Yaşlı hastalarda kalça kırığının tedavisi neredeyse her zaman cerrahidir ve aciliyet gerektirir. Amaç hastayı en kısa sürede yatağa bağımlılıktan kurtarıp ayağa kaldırmaktır. Çünkü uzun süre yatmaya bağlı olarak gelişen zatürre, yatak yaraları ve damar pıhtılaşması gibi komplikasyonlar hayati risk taşır. Kırığın tipine göre, kırık ya vidalarla sabitlenir ya da hastaya kalça protezi uygulanır. Ameliyatın riski, ameliyat olmamanın riskinden çok daha düşüktür.
Düz tabanlık, ayağın iç kısmında bulunması gereken kavisin (arkın) kaybolmasıdır. Islak ayakla yere basıldığında ayağın iç kenarının da zemine temas etmesiyle anlaşılabilir. Çocuklarda esnek düz tabanlık sık görülür ve genellikle ağrısızdır, tedavi gerektirmez. Ancak ağrıya, yorgunluğa ve ayakkabıda şekil bozukluğuna yol açan sert (rijit) veya erişkin yaşta ortaya çıkan düz tabanlık durumlarında özel tabanlıklar, egzersizler ve nadiren cerrahi tedavi gerekebilir.
Skolyoz, omurganın göğüs veya bel bölgesinde yana doğru eğrilmesidir. En sık ergenlik döneminin başlangıcında, yani 10-14 yaş arası kız çocuklarında görülür ve nedeni bilinmez (idiyopatik skolyoz). Omuz seviyelerinde eşitsizlik, bir kürek kemiğinin daha çıkık durması, beldeki asimetri gibi belirtilerle fark edilebilir. Erken teşhis, korse veya egzersiz gibi yöntemlerle eğriliğin ilerlemesini durdurmak için çok önemlidir. İleri dereceli eğriliklerde cerrahi tedavi gerekir.
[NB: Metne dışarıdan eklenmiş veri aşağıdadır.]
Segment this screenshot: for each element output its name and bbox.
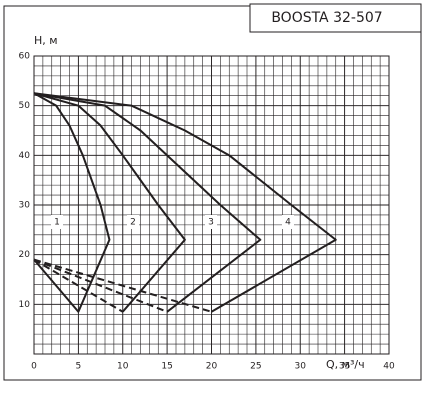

Evet, bazı ortopedik hastalıkların gelişiminde genetik yatkınlık önemli bir rol oynar. Örneğin doğuştan kalça çıkığı, çarpık ayak (pes ekinovarus), bazı iskelet displazileri ve skolyoz gibi durumlarda ailesel geçiş görülebilir. Ayrıca halk arasında kireçlenme olarak bilinen osteoartritin gelişiminde de genetik faktörlerin etkili olduğu bilinmektedir. Ancak genetik yatkınlık, hastalığın kesinlikle ortaya çıkacağı anlamına gelmez; çevresel faktörler de etkilidir.
Ağrı yönetimi, konforunuz ve iyileşme hızınız için kritik öneme sahiptir. Ameliyat öncesinde, planlanan işleme göre sinir blokları (bölgesel anestezi) gibi yöntemlerle ağrının başlaması engellenebilir. Ameliyat sonrasında ise damar yoluyla veya kas içine yapılan ağrı kesiciler, ağrı pompaları ve oral tabletler kullanılır. Amaç ağrıyı tamamen sıfırlamak değil, sizin hareket etmenize ve dinlenmenize olanak tanıyacak şekilde kontrol altında tutmaktır.
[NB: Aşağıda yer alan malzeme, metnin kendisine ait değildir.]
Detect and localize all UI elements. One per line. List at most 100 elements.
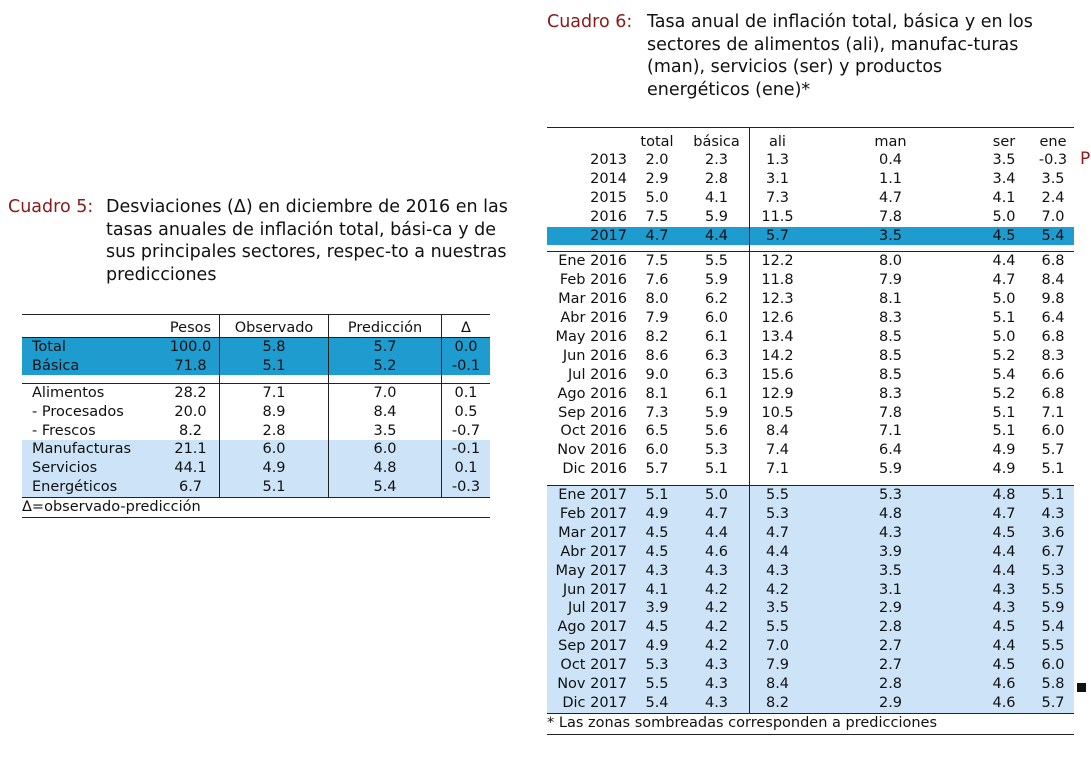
t6-row-cell-3: 7.9 <box>749 656 805 676</box>
t6-row-cell-1: 4.5 <box>630 618 684 638</box>
t6-row: 2013 2.0 2.3 1.3 0.4 3.5 -0.3 <box>547 151 1074 170</box>
t6-row-cell-1: 6.0 <box>645 442 669 459</box>
t6-row-cell-0: Feb 2016 <box>559 272 627 289</box>
t6-row-cell-0: Oct 2016 <box>560 423 627 440</box>
t6-row-cell-5: 4.4 <box>976 251 1032 272</box>
t5-note-row: Δ=observado-predicción <box>22 496 490 517</box>
t6-row-cell-2: 6.1 <box>704 385 729 402</box>
t6-row-cell-1: 8.2 <box>645 328 669 345</box>
t5-row: Total 100.0 5.8 5.7 0.0 <box>22 336 490 357</box>
t6-row-cell-0: Jun 2016 <box>562 347 627 364</box>
t6-row: Nov 2017 5.5 4.3 8.4 2.8 4.6 5.8 <box>547 675 1074 694</box>
t6-row-cell-6: 3.6 <box>1032 523 1074 543</box>
t6-row: 2015 5.0 4.1 7.3 4.7 4.1 2.4 <box>547 188 1074 208</box>
t6-row-cell-1: 4.9 <box>630 505 684 524</box>
t6-row: Oct 2017 5.3 4.3 7.9 2.7 4.5 6.0 <box>547 656 1074 676</box>
t6-row: May 2016 8.2 6.1 13.4 8.5 5.0 6.8 <box>547 328 1074 347</box>
t6-row-cell-3: 12.9 <box>749 384 805 404</box>
t6-row-cell-1: 9.0 <box>645 366 669 383</box>
t5-row-cell-2: 8.9 <box>219 403 329 422</box>
t6-row-cell-4: 8.5 <box>878 366 903 383</box>
t5-row-cell-1: 6.7 <box>162 477 220 497</box>
t6-row-cell-0: Feb 2017 <box>547 505 630 524</box>
t6-row-cell-2: 4.2 <box>684 618 750 638</box>
t6-row-cell-4: 8.3 <box>878 385 903 402</box>
t5-row: Energéticos 6.7 5.1 5.4 -0.3 <box>22 477 490 497</box>
t6-row-cell-5: 4.4 <box>976 561 1032 581</box>
t5-row-cell-1: 71.8 <box>162 356 220 376</box>
t6-row-cell-3: 12.3 <box>749 290 805 310</box>
t6-row-cell-5: 5.4 <box>992 366 1016 383</box>
t6-row-cell-0: Abr 2017 <box>547 542 630 562</box>
t6-row-cell-1: 2.9 <box>645 170 669 187</box>
t5-header-row-cell-0 <box>22 314 162 338</box>
t6-row-cell-3: 3.1 <box>749 169 805 189</box>
t6-row-cell-2: 6.2 <box>704 291 729 308</box>
t6-row-cell-1: 7.5 <box>645 208 669 225</box>
t6-row-cell-0: Sep 2017 <box>547 637 630 657</box>
t6-row-cell-1: 6.5 <box>645 423 669 440</box>
t6-row: Jul 2016 9.0 6.3 15.6 8.5 5.4 6.6 <box>547 365 1074 385</box>
t6-row-cell-6: 5.9 <box>1032 599 1074 619</box>
t6-row-cell-5: 4.6 <box>976 693 1032 714</box>
t6-row-cell-6: 5.8 <box>1032 675 1074 694</box>
t6-row-cell-6: 5.7 <box>1032 693 1074 714</box>
t6-row-cell-5: 4.5 <box>976 523 1032 543</box>
t6-row-cell-5: 4.7 <box>992 272 1016 289</box>
t6-row: Jun 2016 8.6 6.3 14.2 8.5 5.2 8.3 <box>547 346 1074 366</box>
caption-5-label: Cuadro 5: <box>8 197 94 217</box>
t5-row-cell-0: Manufacturas <box>22 440 162 460</box>
t6-row-cell-1: 5.5 <box>630 675 684 694</box>
t5-header-row-cell-4: Δ <box>441 314 490 338</box>
t6-row-cell-3: 7.4 <box>749 441 805 461</box>
t5-row: - Procesados 20.0 8.9 8.4 0.5 <box>22 403 490 422</box>
t5-note: Δ=observado-predicción <box>22 496 490 517</box>
t6-row: Dic 2016 5.7 5.1 7.1 5.9 4.9 5.1 <box>547 460 1074 480</box>
t6-row-cell-5: 4.3 <box>976 599 1032 619</box>
t6-header-row-cell-4: man <box>874 134 907 150</box>
t6-row-cell-1: 4.9 <box>630 637 684 657</box>
t6-row-cell-2: 5.6 <box>704 423 729 440</box>
t6-row-cell-0: Nov 2017 <box>547 675 630 694</box>
t6-row-cell-3: 5.7 <box>749 226 805 246</box>
t6-row-cell-5: 5.1 <box>992 404 1016 421</box>
t6-row-cell-6: 3.5 <box>1041 170 1065 187</box>
t6-row-cell-0: Ene 2017 <box>547 485 630 506</box>
t5-row-cell-2: 6.0 <box>219 440 329 460</box>
t6-row: Feb 2016 7.6 5.9 11.8 7.9 4.7 8.4 <box>547 271 1074 291</box>
t5-row-cell-3: 3.5 <box>328 421 442 441</box>
t6-row-cell-4: 2.8 <box>805 618 976 638</box>
t6-row-cell-4: 4.8 <box>805 505 976 524</box>
t6-row-cell-3: 13.4 <box>749 328 805 347</box>
t6-row-cell-4: 5.3 <box>805 485 976 506</box>
t6-row-cell-0: Jul 2016 <box>567 366 627 383</box>
t6-row-cell-6: 8.4 <box>1041 272 1065 289</box>
t6-header-row: total básica ali man ser ene <box>547 134 1074 151</box>
t5-row-cell-0: Total <box>22 336 162 357</box>
t6-row-cell-4: 3.1 <box>805 580 976 600</box>
t6-row-cell-0: Ago 2017 <box>547 618 630 638</box>
t5-row-cell-0: Básica <box>22 356 162 376</box>
t6-row-cell-2: 2.8 <box>704 170 729 187</box>
t5-row-cell-4: 0.5 <box>441 403 490 422</box>
t6-row-cell-6: 4.3 <box>1032 505 1074 524</box>
t5-row-cell-0: - Procesados <box>32 403 124 420</box>
t5-header-row: Pesos Observado Predicción Δ <box>22 314 490 338</box>
t6-row-cell-3: 7.3 <box>749 188 805 208</box>
t6-row-cell-2: 6.3 <box>704 366 729 383</box>
t6-row-cell-6: 2.4 <box>1041 189 1065 206</box>
t6-row-cell-5: 4.5 <box>976 656 1032 676</box>
t6-row-cell-2: 5.9 <box>704 272 729 289</box>
t6-row: Jun 2017 4.1 4.2 4.2 3.1 4.3 5.5 <box>547 580 1074 600</box>
t6-row-cell-4: 2.9 <box>805 693 976 714</box>
t6-row-cell-4: 7.1 <box>878 423 903 440</box>
t6-row-cell-1: 5.4 <box>630 693 684 714</box>
t5-row-cell-3: 4.8 <box>328 459 442 478</box>
t6-row-cell-3: 12.2 <box>749 251 805 272</box>
t6-row-cell-6: 7.1 <box>1041 404 1065 421</box>
t6-row-cell-6: 5.3 <box>1032 561 1074 581</box>
t6-row-cell-5: 4.9 <box>992 442 1016 459</box>
t6-row-cell-2: 6.0 <box>704 310 729 327</box>
t6-row-cell-2: 4.2 <box>684 599 750 619</box>
t6-row-cell-4: 8.0 <box>805 251 976 272</box>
Kliniğimizde, doğru tanıya ulaşmak için detaylı fiziki muayenenin yanı sıra dijital röntgen, Manyetik Rezonans (MR), Bilgisayarlı Tomografi (BT) ve ultrason gibi modern görüntüleme yöntemlerinden faydalanılır. Tedavi olarak ise her hastanın durumuna özel bir yaklaşım benimsenir. Fizik tedavi, eklem içi enjeksiyonlar (PRP, hyaluronik asit), kapalı (artroskopik) ameliyatlar, protez cerrahisi, travma cerrahisi, sporcu yaralanmaları tedavisi ve omurga cerrahisi gibi geniş bir yelpazede güncel ve kanıta dayalı yöntemler uygulanmaktadır.